PCM data is fairly simple to understand. You can think of a waveform as a digital recording of how the cone in the speaker is going to vibrate. Several "samples" at taken...each of which are effectively the cone's position at a particular point in time.
This image may help:
https://upload.wikimedia.org/wikipedia/ ... cm.svg.pngThe Y axis here would be the value of the sample (position of the cone), and the X axis would be time. The "taller" the wave, the louder it is. The "wider" the wave, the lower pitch it is.
The NES produces its waveforms by rapidly changing output values for a channel. For example, the pulse channels form a wave by rapidly alternating between '0' output and 'V' output (their volume). Effectively, the channel is clocked every cycle*, and that clock is divided by a down-counter (the "period"). When the period loops, the channel changes its output**. The period then acts are sort of a "delay" which dictates how much of a gap there is between the change in output. Smaller period = smaller delay.
So with a small period, (and with volume=8), the pulse channel might output the following:
00008888000088880000888800008888
But a longer period might output this:
00000000888888880000000088888888
If you were to plot that output out in a method similar to the above image (Y axis=output value, X axis=time), you'd see that it forms a sort of "square" shaped wave. The wave is basically how the speaker cone moves, generating your output.
The interesting thing to note here is that the 'height' of the wave is dictated by V. Higher values for V will produce a taller wave, resulting in a louder sound. And the 'width' of the wave is dictated by the period.
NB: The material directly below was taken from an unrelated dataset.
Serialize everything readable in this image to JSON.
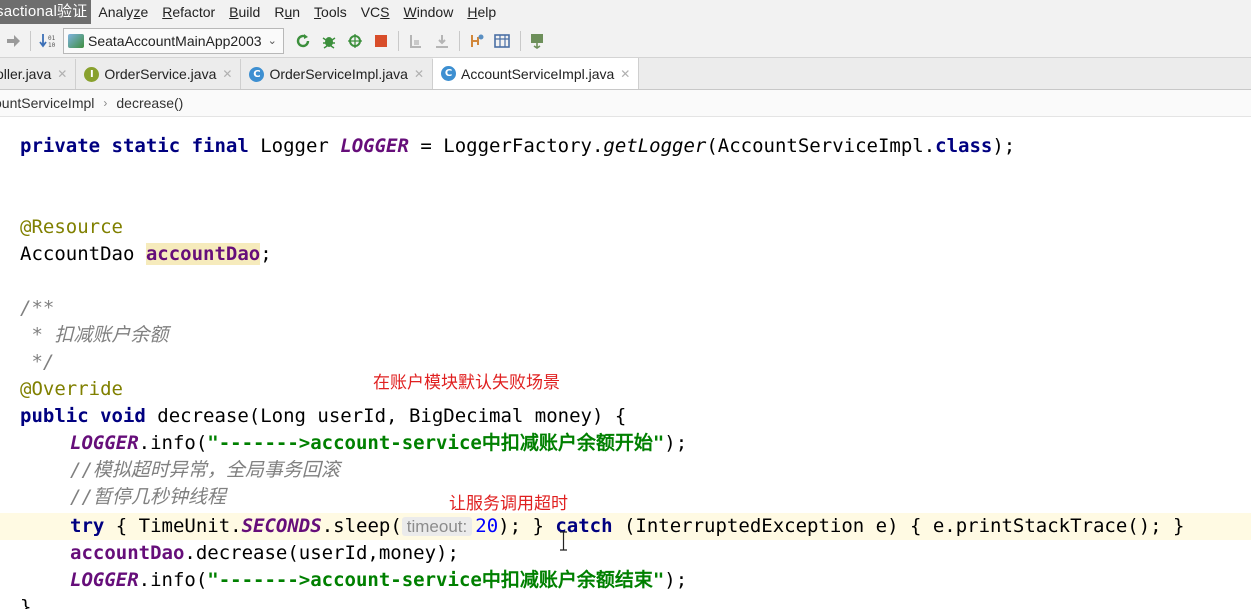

So a longer period will create a longer delay which results in a wider wave, and therefore a lower pitch. So the period is effectively the pitch control.
You can think of the NES as outputting one sample every CPU cycle... effectively having a samplerate of 1.79 MHz. The tricky part is scaling that data down... because PCs typically only want to output 44100 samples every second. The easiest way to do this (and the way I recommend starting) is just to do a "nearest neighbor" approach:
1789772.7272 / 44100 = ~40.5
So you can downsample the audio by ignoring APU output for 39 cycles, then using the 40th cycle... then ignoring 40, using 41st... then ignoring 39, using 40th... etc.
This will more or less work, and is VERY easy to implement, but produces low quality sound (it'll sound grainy, particularly with higher tones).
There are higher quality approaches that can be done here -- but I wouldn't concern myself with that yet. Just get it outputting something, and worry about making it sound good later.
*Technically I think the squares are clocked every APU cycle, which is every OTHER CPU cycle.
**The period divider actually clocks the duty cycle generator, which is responsible for changing the output.I'm happy to help with questions / clarifications.